Figure 6. Activated p38 suppresses the stem cell-like properties of NSCLC cells through MK2-dependent phosphorylation of Hsp27 at Ser78 and Ser82

(A) Western blot analysis of Hsp27 phosphorylated at Ser15, Ser78 and Ser82 in A549 cells transduced with vector control (BP), p38gWT, p38γD179A, p38dWT, p38δF324S, MKK3E or MKK6E, and H1299 cells transduced with vector control (BH), MKK6A, or shRNA for p38γ or p38δ. (B) Western blot analysis of Hsp27 phosphorylated at Ser15, Ser78 and Ser82 in A549 cells transduced with a scrambled shRNA (SC) or shRNA for PRAK or MK2, and p38γD179A or p38δF324S. (C) Western blot analysis of the stemness proteins in A549 cells transduced with vector control (MCS), wild type Hsp27 (Hsp27-WT) or phosphomimetic mutants of Hsp27 (Hsp27-S15D, Hsp27-DblD, Hsp27-TriD) (left panels), and in A549 cells transduced with vector control (MCS), wild type Hsp27 (Hsp27-WT) or phosphorylation-resistant mutants of Hsp27 (Hsp27-S15A, Hsp27-DblA, Hsp27-TriA) and MKK3E (right panels). (D) Flow cytometry analysis was performed to determine the percentage of the side population in A549 cells transduced with vector control (MCS), wild type Hsp27 (Hsp27-WT) or phosphomimetic mutants of Hsp27 (Hsp27-DblD, Hsp27-TriD), and in A549 cells transduced with vector control (MCS), wild type Hsp27 (Hsp27-WT) or phosphorylation-resistant mutants of Hsp27 (Hsp27-DblA, Hsp27-TriA) and MKK3E. (E) Quantification of the results in (D). *** indicates significant difference with P < 0.001 in Student's t-test.

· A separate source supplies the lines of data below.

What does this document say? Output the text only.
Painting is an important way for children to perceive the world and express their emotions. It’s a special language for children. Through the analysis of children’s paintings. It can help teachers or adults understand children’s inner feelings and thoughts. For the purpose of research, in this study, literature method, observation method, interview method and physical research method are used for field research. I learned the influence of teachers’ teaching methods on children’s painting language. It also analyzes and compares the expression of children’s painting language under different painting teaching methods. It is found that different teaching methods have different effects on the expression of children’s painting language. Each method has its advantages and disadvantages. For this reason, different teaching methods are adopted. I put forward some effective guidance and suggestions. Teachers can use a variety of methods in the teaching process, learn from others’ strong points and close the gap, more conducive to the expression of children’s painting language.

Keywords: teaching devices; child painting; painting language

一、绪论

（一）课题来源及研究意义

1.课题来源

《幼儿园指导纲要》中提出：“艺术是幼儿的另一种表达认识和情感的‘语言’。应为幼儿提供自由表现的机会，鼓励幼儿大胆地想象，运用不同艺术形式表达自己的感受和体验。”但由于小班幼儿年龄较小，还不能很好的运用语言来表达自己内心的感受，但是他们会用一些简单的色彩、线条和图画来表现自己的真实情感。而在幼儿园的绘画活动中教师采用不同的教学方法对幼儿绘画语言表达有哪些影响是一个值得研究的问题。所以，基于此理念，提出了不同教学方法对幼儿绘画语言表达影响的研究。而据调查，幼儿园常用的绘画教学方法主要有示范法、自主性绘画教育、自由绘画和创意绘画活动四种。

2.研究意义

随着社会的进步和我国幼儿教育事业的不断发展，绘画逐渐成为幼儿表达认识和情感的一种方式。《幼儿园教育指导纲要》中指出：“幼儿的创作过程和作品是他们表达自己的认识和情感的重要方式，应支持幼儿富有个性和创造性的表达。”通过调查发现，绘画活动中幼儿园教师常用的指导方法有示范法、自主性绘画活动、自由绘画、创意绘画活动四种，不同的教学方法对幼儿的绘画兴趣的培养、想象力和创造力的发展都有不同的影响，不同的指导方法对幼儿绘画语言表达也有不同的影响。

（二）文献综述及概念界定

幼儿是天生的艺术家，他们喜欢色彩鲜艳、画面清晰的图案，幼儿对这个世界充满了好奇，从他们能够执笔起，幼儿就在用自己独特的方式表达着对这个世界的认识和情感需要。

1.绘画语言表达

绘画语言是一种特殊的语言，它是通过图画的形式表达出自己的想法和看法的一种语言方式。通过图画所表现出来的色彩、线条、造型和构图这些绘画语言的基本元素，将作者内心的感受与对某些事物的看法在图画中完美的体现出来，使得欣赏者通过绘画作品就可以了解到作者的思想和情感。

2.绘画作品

Figure 7. p38γ and p38δ regulate the protein stability of the stemness proteins through phosphorylation of Hsp27, which enhances the interaction between Hsp27 and the stemness proteins, in NSCLC cells

(A, B) Western blot analysis of the protein stability of the stemness proteins in A549 cells transduced with vector control (MCS), wild type Hsp27 (Hsp27-WT) or phosphomimetic mutants of Hsp27 (Hsp27-TriD) (A), and in A549 cells transduced with vector control (MCS) or phosphorylation-resistant mutants of Hsp27 (Hsp27-TriA) and MKK3E (B), after treated with cycloheximide for indicated time. The bottom plots show quantification of the Western blotting results using ImageJ. (C) Western blot analysis of the stemness proteins present in Hsp27 immunoprecipitates from A549 cells transduced with vector control (MCS), wild type Hsp27 (Hsp27-WT) or phosphomimetic mutant of Hsp27 (Hsp27-TriD) (IP). Part of the lysate input was subjected to direct Western blotting (IB). (D) Western blot analysis of the stemness proteins present in Hsp27 immunoprecipitates from A549 cells transduced with MKK3E and vector control (MCS), wild type Hsp27 (Hsp27-WT) or unphosphorylatable mutant of Hsp27 (Hsp27-TriA) (IP). Part of the lysate input was subjected to direct Western blotting (IB).